In a report published by the Fairwork project, cultural anthropologist Anjali Krishan and her co-author Kavita Dattani focused on location-based digital platform work – including ride hailing, food delivery and at-home beauty treatments – and the ways in which the gig economy can aggravate gender inequalities.
Over 5,000 workers were interviewed by a global team of researchers using a three-part data gathering technique that spanned four years, 180 platforms and 38 countries. The researchers found an economy where it is “commonplace” to fail to address gender-based discrimination and provide safe working conditions.
“With so many reports of violence and abuse, the thing that really came to the fore was the incidence of sexual harassment. It was shocking,” said the Fairwork report.
The report further states that platform work in ride-hailing and food delivery is dominated by men while women are much more visible in the “feminised” sectors of beauty, care and domestic work.
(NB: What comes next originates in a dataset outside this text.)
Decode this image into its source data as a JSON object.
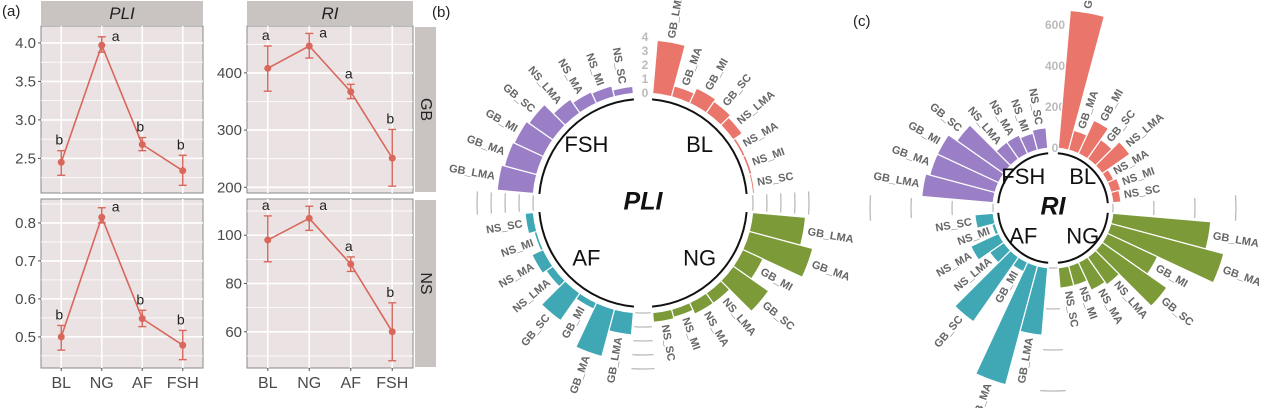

A report by the International Labour Organisation, based on a survey of platform workers in 2019 and 2020, found that in 12 countries only nine per cent of delivery riders and five per cent of ride-hailing drivers are women.
The report found that as a result of the ‘masculinisation’ of driving and delivery roles, women are more likely to perform domestic work within a client’s home – removing them from the relative safety of public spaces. “Every time they enter a client’s home they’re wondering: ‘Is this person going to be good or bad?,’” said Anjali Krishan.
Krishan cites the example of a worker in India performing a beauty treatment at a client’s home, only to then be asked to stay and cook – a scenario she describes as very common.
“When workers are asked to do extra work that aren’t included in the official service, they can’t say no as clients have a lot more voice on the platform, and it means workers get drawn into extra or possibly unpaid work,” adds Dattani.
Growth of digital-powered protests
Meanwhile, commentators say the success of the female gig workers’ strike could lead to further strikes and protests being organised via digital means, such as through social media, which is a new and potentially powerful way for marginalised groups of workers globally to organise, protest and strike against poor and unsafe working and employment conditions.
The Business & Human Rights Resource Centre, which campaigns globally to advance human rights in business and eradicate abuse, said: “The digital strike represents a pivotal moment for India’s labour movement, where traditional union tactics meet modern technology-enabled protest methods.”
Meanwhile, writing for the Thred news website, which focuses on social change issues facing young people globally, Sahil Pradhan said: “As the gig economy grows, the success of this strike could set an important precedent for worker protections and rights in the digital age, potentially influencing similar movements globally.
“The protest has already garnered attention from labour rights organisations worldwide, highlighting the universal nature of these challenges in the digital economy era.”
In fact, the success of the strike appears to have encouraged the GIPSWU to arrange further industrial action via digital means among its female gig worker members in India.
Selvi M, vice president of GIPSWU, told The New Indian Express: “They [the online platforms] also know we are vulnerable, need these jobs to run our families and don’t have the clout to make a fuss even if our dignity is ripped apart. We are striking today, but we intend to organise more strikes regularly.
“The onus is on the government to get platform companies to treat us right.”